Social media opens us to a whole new world. However, due to its addictive nature, it has become increasingly harder for us to get out and interact with people in the real world. Here are seven ways to achieve a healthy balance between these two worlds.
Treat people like people
It can be quite easy to forget that it is other people that you are interacting with online, which has given rise to cyber bullying. Always remember that there is always a person on the end of the other screen. If an argument gets too hot, you can simply end it.
Savour real connections
Avoid using your phone when with loved ones. For instance, if it is dinner time with friends or family, choose to put your phones away. If by any chance you need to take pictures with it, do so. But strictly take the pictures and put it back. Do not use that time to post the pictures you have taken as you might be tempted to look at your notification bar or scroll through your timeline.
Go on a social media detox
When was the last time you went a full day, from wake to sleep, without checking social media? If sites like Facebook, Snap Chat, and Instagram disappeared tomorrow, would you feel empty and depressed? Has social media become an addiction for you? Like with most addictions, social media addiction impairs the quality of your life hence the need to periodically get off it to rewire your brain. During this detox period, be sure to find something you enjoy doing. You might find that you are always on social media not because you want to but because you do not have anything better to do.
Make plans for real-life connections
Social media is a great tool to contact people and make plans for real-life interactions. Face-to-face interactions are a lot meaningful than online interactions. Resist the urge to reach for the easier alternative of catching up via social media.
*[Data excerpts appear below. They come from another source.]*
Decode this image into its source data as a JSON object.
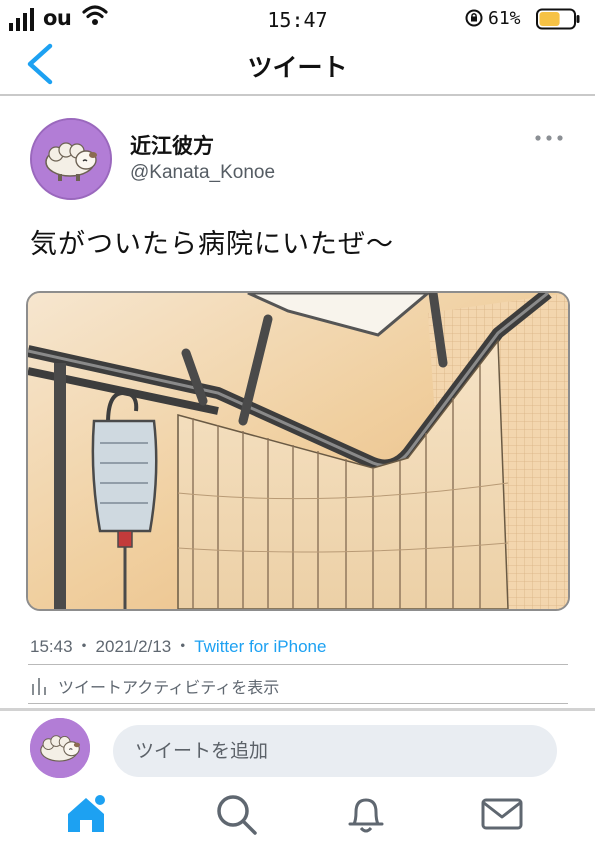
{
  "status_bar": {
    "carrier": "ou",
    "time": "15:47",
    "battery_percent": "61%",
    "battery_level": 0.61,
    "icons": [
      "signal-icon",
      "wifi-icon",
      "orientation-lock-icon",
      "battery-icon"
    ]
  },
  "header": {
    "title": "ツイート",
    "back_icon": "chevron-left-icon"
  },
  "tweet": {
    "display_name": "近江彼方",
    "handle": "@Kanata_Konoe",
    "text": "気がついたら病院にいたぜ〜",
    "time": "15:43",
    "date": "2021/2/13",
    "separator": "・",
    "source": "Twitter for iPhone",
    "activity_label": "ツイートアクティビティを表示",
    "more_icon": "more-horizontal-icon",
    "image_description_icon": "hospital-room-illustration"
  },
  "reply": {
    "placeholder": "ツイートを追加"
  },
  "tabs": [
    {
      "icon": "home-icon",
      "active": true
    },
    {
      "icon": "search-icon",
      "active": false
    },
    {
      "icon": "notifications-bell-icon",
      "active": false
    },
    {
      "icon": "messages-envelope-icon",
      "active": false
    }
  ],
  "colors": {
    "accent": "#1da1f2",
    "avatar_bg": "#b27dd6",
    "battery_fill": "#f6c245"
  }
}
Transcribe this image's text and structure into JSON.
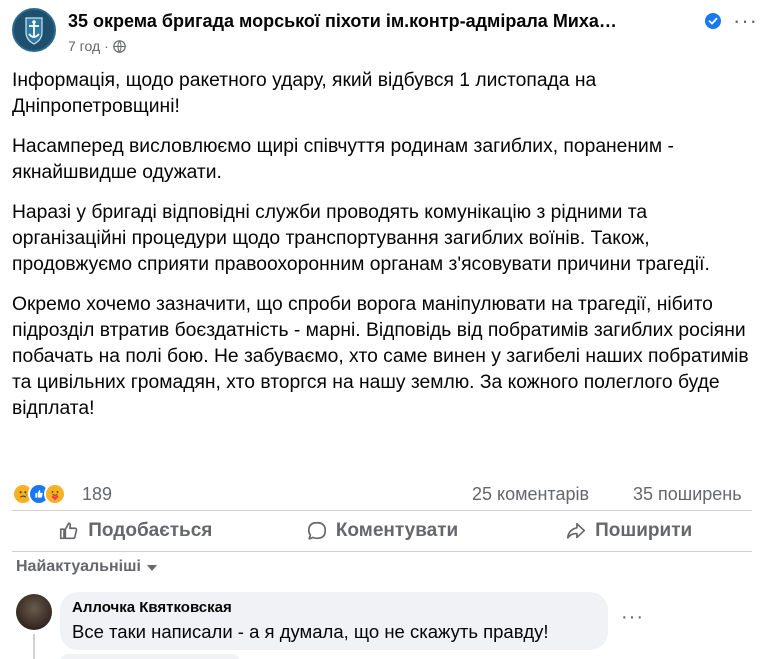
{
  "post": {
    "page_name": "35 окрема бригада морської піхоти ім.контр-адмірала Миха…",
    "time": "7 год",
    "meta_separator": "·",
    "more_label": "···",
    "paragraphs": [
      "Інформація, щодо ракетного удару, який відбувся 1 листопада на Дніпропетровщині!",
      "Насамперед висловлюємо щирі співчуття родинам загиблих, пораненим - якнайшвидше одужати.",
      "Наразі у бригаді відповідні служби проводять комунікацію з рідними та організаційні процедури щодо транспортування загиблих воїнів. Також, продовжуємо сприяти правоохоронним органам з'ясовувати причини трагедії.",
      "Окремо хочемо зазначити, що спроби ворога маніпулювати на трагедії, нібито підрозділ втратив боєздатність - марні. Відповідь від побратимів загиблих росіяни побачать на полі бою. Не забуваємо, хто саме винен у загибелі наших побратимів та цивільних громадян, хто вторгся на нашу землю. За кожного полеглого буде відплата!"
    ]
  },
  "stats": {
    "reactions": "189",
    "comments": "25 коментарів",
    "shares": "35 поширень",
    "reaction_icons": [
      "sad-icon",
      "like-icon",
      "care-icon"
    ]
  },
  "actions": {
    "like": "Подобається",
    "comment": "Коментувати",
    "share": "Поширити"
  },
  "sort": {
    "label": "Найактуальніші"
  },
  "comment": {
    "author": "Аллочка Квятковская",
    "text": "Все таки написали - а я думала, що не скажуть правду!",
    "more_label": "···"
  },
  "colors": {
    "verified": "#1877f2",
    "secondary_text": "#65676b",
    "bubble_bg": "#f0f2f5"
  }
}
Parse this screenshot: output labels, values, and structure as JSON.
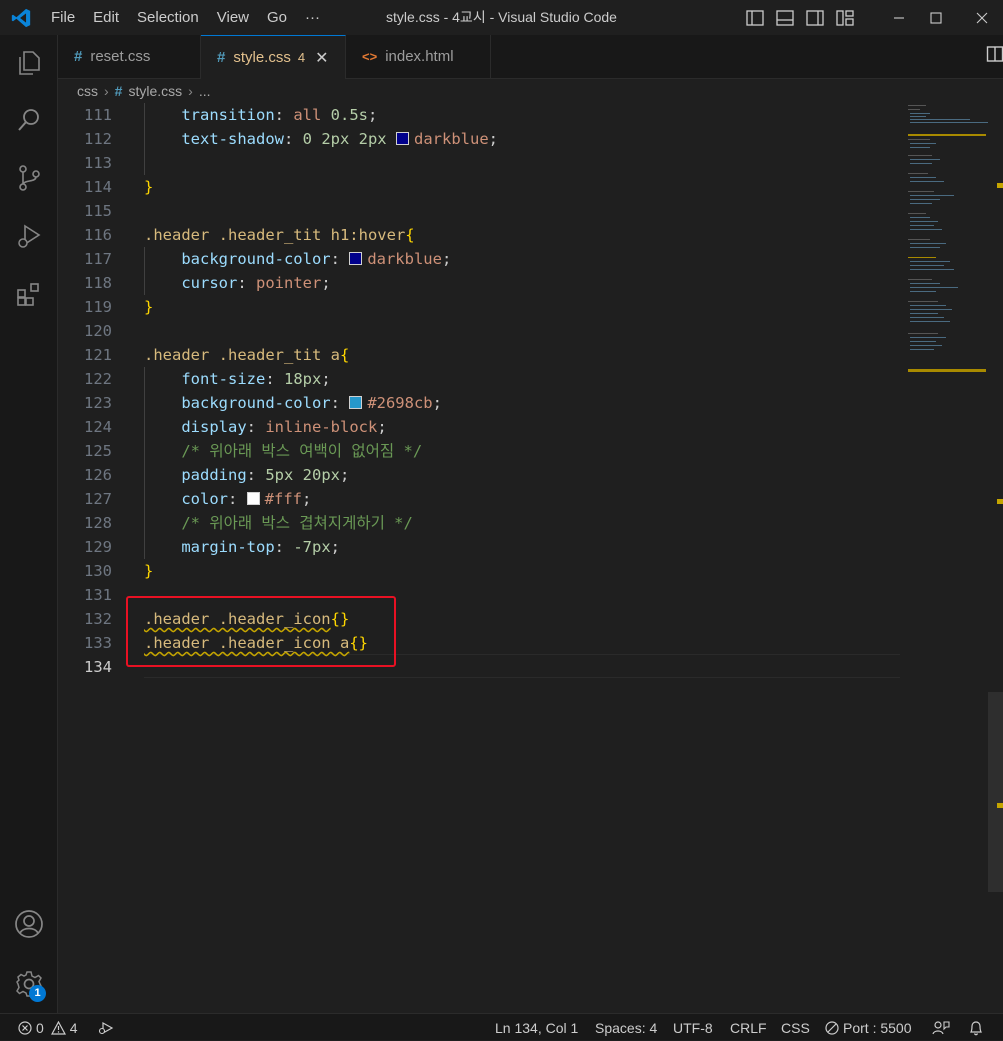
{
  "window": {
    "title": "style.css - 4교시 - Visual Studio Code",
    "menu": [
      "File",
      "Edit",
      "Selection",
      "View",
      "Go",
      "···"
    ]
  },
  "tabs": [
    {
      "label": "reset.css",
      "icon": "hash-icon",
      "active": false
    },
    {
      "label": "style.css",
      "icon": "hash-icon",
      "active": true,
      "problems": "4"
    },
    {
      "label": "index.html",
      "icon": "html-brackets-icon",
      "active": false
    }
  ],
  "breadcrumb": {
    "folder": "css",
    "file": "style.css",
    "more": "..."
  },
  "editor": {
    "current_line": "134",
    "lines": [
      {
        "n": "111"
      },
      {
        "n": "112"
      },
      {
        "n": "113"
      },
      {
        "n": "114"
      },
      {
        "n": "115"
      },
      {
        "n": "116"
      },
      {
        "n": "117"
      },
      {
        "n": "118"
      },
      {
        "n": "119"
      },
      {
        "n": "120"
      },
      {
        "n": "121"
      },
      {
        "n": "122"
      },
      {
        "n": "123"
      },
      {
        "n": "124"
      },
      {
        "n": "125"
      },
      {
        "n": "126"
      },
      {
        "n": "127"
      },
      {
        "n": "128"
      },
      {
        "n": "129"
      },
      {
        "n": "130"
      },
      {
        "n": "131"
      },
      {
        "n": "132"
      },
      {
        "n": "133"
      },
      {
        "n": "134"
      }
    ],
    "code": {
      "l111_prop": "transition",
      "l111_val": "all",
      "l111_num": "0.5s",
      "l112_prop": "text-shadow",
      "l112_nums": "0 2px 2px",
      "l112_val": "darkblue",
      "l112_color": "#00008b",
      "l116_sel": ".header .header_tit h1:hover",
      "l117_prop": "background-color",
      "l117_val": "darkblue",
      "l117_color": "#00008b",
      "l118_prop": "cursor",
      "l118_val": "pointer",
      "l121_sel": ".header .header_tit a",
      "l122_prop": "font-size",
      "l122_num": "18px",
      "l123_prop": "background-color",
      "l123_val": "#2698cb",
      "l123_color": "#2698cb",
      "l124_prop": "display",
      "l124_val": "inline-block",
      "l125_comment": "/* 위아래 박스 여백이 없어짐 */",
      "l126_prop": "padding",
      "l126_num": "5px 20px",
      "l127_prop": "color",
      "l127_val": "#fff",
      "l127_color": "#ffffff",
      "l128_comment": "/* 위아래 박스 겹쳐지게하기 */",
      "l129_prop": "margin-top",
      "l129_num": "-7px",
      "l132_sel": ".header .header_icon",
      "l133_sel": ".header .header_icon a"
    }
  },
  "status": {
    "errors": "0",
    "warnings": "4",
    "position": "Ln 134, Col 1",
    "spaces": "Spaces: 4",
    "encoding": "UTF-8",
    "eol": "CRLF",
    "language": "CSS",
    "port": "Port : 5500"
  },
  "activity": {
    "settings_badge": "1"
  },
  "colors": {
    "accent": "#0078d4",
    "highlight_box": "#e81123",
    "warning": "#c5a500"
  }
}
Occasionally, hang out with friends over lunch or coffee and see what that does to your soul.
Clean up your social media accounts
You do not need an account on every social media platform. Instead, choose one or two platforms you like the most or find beneficial in terms of business or career connections and stay active on those. You can also delete or unfollow people who you consider toxic online. If you have reached the maximum number of friends, unfriend dormant connections or those you feel do not add value to your life to make room for others.
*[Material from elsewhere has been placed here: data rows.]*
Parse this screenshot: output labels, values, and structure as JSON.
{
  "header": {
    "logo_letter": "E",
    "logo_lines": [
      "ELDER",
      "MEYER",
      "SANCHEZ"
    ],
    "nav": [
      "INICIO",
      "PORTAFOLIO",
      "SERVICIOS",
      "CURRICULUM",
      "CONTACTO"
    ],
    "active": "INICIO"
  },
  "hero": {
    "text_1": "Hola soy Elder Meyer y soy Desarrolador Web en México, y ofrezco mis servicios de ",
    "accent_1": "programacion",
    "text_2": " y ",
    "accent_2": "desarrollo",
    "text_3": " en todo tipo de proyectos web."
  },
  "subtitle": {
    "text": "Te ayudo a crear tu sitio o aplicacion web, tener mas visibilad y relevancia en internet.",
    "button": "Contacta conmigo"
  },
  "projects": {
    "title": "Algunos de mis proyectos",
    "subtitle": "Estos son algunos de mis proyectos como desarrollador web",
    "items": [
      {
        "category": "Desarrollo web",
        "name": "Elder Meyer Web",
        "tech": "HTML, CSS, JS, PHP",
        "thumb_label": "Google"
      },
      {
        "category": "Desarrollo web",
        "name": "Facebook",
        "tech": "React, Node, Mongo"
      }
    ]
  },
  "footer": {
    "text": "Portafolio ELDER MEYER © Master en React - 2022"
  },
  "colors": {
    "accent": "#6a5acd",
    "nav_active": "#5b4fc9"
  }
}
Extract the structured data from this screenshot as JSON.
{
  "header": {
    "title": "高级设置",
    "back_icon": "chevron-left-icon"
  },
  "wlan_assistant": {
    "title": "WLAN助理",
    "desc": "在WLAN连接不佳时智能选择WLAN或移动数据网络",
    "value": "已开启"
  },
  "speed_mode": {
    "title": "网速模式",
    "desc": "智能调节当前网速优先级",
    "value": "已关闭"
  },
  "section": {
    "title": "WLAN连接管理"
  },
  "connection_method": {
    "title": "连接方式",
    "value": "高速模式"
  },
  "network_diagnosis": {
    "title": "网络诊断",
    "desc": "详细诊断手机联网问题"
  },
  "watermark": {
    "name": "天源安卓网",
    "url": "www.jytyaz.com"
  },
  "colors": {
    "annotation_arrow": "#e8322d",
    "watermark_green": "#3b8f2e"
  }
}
Call, do not text a friend
If you find face-to-face interactions a bit challenging, picking up the phone and calling friends and family also does wonders. In an interview with Everyday Health, Louise Hawkley, Ph.D., a research associate in the psychology department at the University of Chicago, said that research shows people seem to feel best when their relationships happen face-to-face or over the phone as opposed to just through social media. So, the next time you’re feeling the urge to connect, try making a call to a friend instead of posting a thought online.
Set time limit
Section off specific time for using social media. Try reserving a concentrated hour – no more, and no less – to social media every day and see how it feels. There is no good reason for checking social media sites for extended periods of time. Even if your job depends on it, you should set a limit to how much you can go and stay online. This can give you something to look forward to instead of stealing glances at your phone every time.